Vous évoquez beaucoup d’épisodes, depuis l’enfance jusqu’à la période récente et l’on se rend compte en vous lisant que votre expérience mêle beaucoup de milieux très différents de la société française, au sein desquels vous avez enseigné l’allemand (des étudiants aux personnes âgées, des cadres dirigeants aux chômeurs). Vous insistez notamment sur la dimension interculturelle, à partir d’un modèle — celui du sociologue américain Milton James Bennett  — qui laisse apparaître des phases de déni de la différence, puis d’acceptation de cette différence jusqu’à une adaptation qui, dans votre cas, s’est traduite par une naturalisation, 25 ans après votre installation. Pouvez-vous nous parler de chacune de ces phases d’adaptation ?

Cela est difficile à mesurer parce qu’il peut y avoir des rechutes ! Je voulais écrire ce livre pour expliquer les théories interculturelles, mais sans que cela apparaisse trop abstrait. C’est par un récit de vie — des anecdotes souvent drôles, j’espère, et parfois peut-être plus tristes —, que j’ai voulu montrer comment on vit cette rencontre avec une autre culture nationale et, finalement, cette adaptation à « l’autre » pays.

Pour tout vous dire, la période la plus longue, et sans doute la plus importante, est celle où l’on est dans la découverte, souvent naïve et agréable — le « dépaysement » —, durant laquelle on trouve tout mieux que dans son pays d’origine, ne serait-ce que pour se justifier de l’avoir quitté… C’est la phase classique de « lune de miel » avec le nouveau pays. On est ainsi dans la comparaison permanente. En réalité, on passe dans la phase suivante, celle de l’adaptation, quand on arrête enfin de comparer. Je pense d’ailleurs qu’il faudrait tenter de cesser de comparer en permanence les pays, mais puisque les médias et les politiques le font aussi, c’est difficile de ne pas le faire !

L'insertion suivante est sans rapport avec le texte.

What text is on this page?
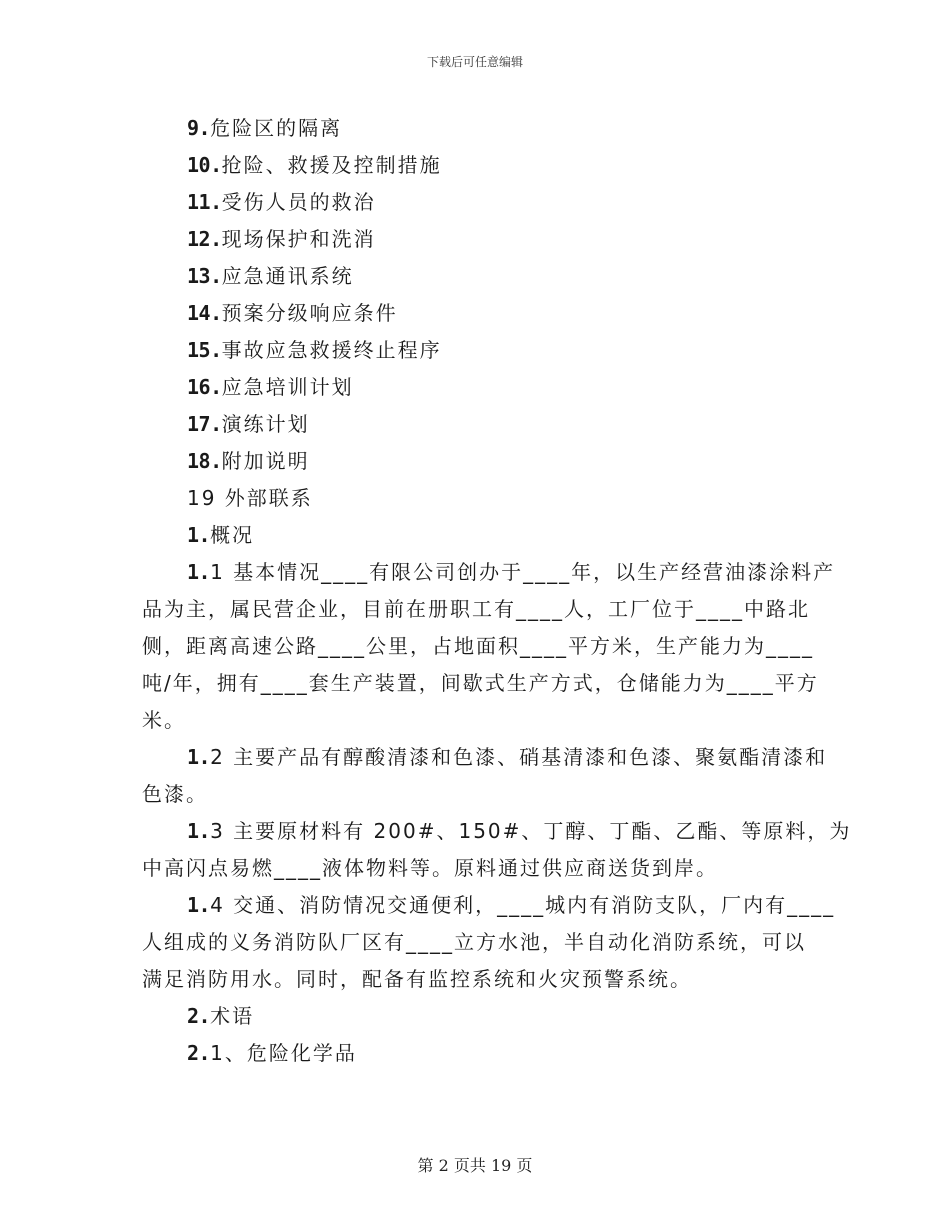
下载后可任意编辑
9.危险区的隔离
10.抢险、救援及控制措施
11.受伤人员的救治
12.现场保护和洗消
13.应急通讯系统
14.预案分级响应条件
15.事故应急救援终止程序
16.应急培训计划
17.演练计划
18.附加说明
19 外部联系
1.概况
1.1 基本情况____有限公司创办于____年，以生产经营油漆涂料产
品为主，属民营企业，目前在册职工有____人，工厂位于____中路北
侧，距离高速公路____公里，占地面积____平方米，生产能力为____
吨/年，拥有____套生产装置，间歇式生产方式，仓储能力为____平方
米。
1.2 主要产品有醇酸清漆和色漆、硝基清漆和色漆、聚氨酯清漆和
色漆。
1.3 主要原材料有 200#、150#、丁醇、丁酯、乙酯、等原料，为
中高闪点易燃____液体物料等。原料通过供应商送货到岸。
1.4 交通、消防情况交通便利，____城内有消防支队，厂内有____
人组成的义务消防队厂区有____立方水池，半自动化消防系统，可以
满足消防用水。同时，配备有监控系统和火灾预警系统。
2.术语
2.1、危险化学品
第 2 页共 19 页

En effet, vous constatez que c’est, bien entendu, une richesse de l’Europe que de côtoyer des cultures nationales aussi proches les unes des autres, mais que cette richesse doit passer par le dialogue plus que par la confrontation et la comparaison permanentes. À ce sujet, vous proposez un récit plutôt joyeux, ironique et souvent drôle, mais on devine aussi un certain agacement concernant les préjugés culturels, voire culturalistes. Cette tendance aux préjugés a-t-elle changé depuis presque 30 ans (depuis l’Europe de Maastricht, pour le dire en termes politiques désincarnés) ou cela reste-t-il une constante, même après l’unification progressive (bien que difficile et non linéaire) du continent ?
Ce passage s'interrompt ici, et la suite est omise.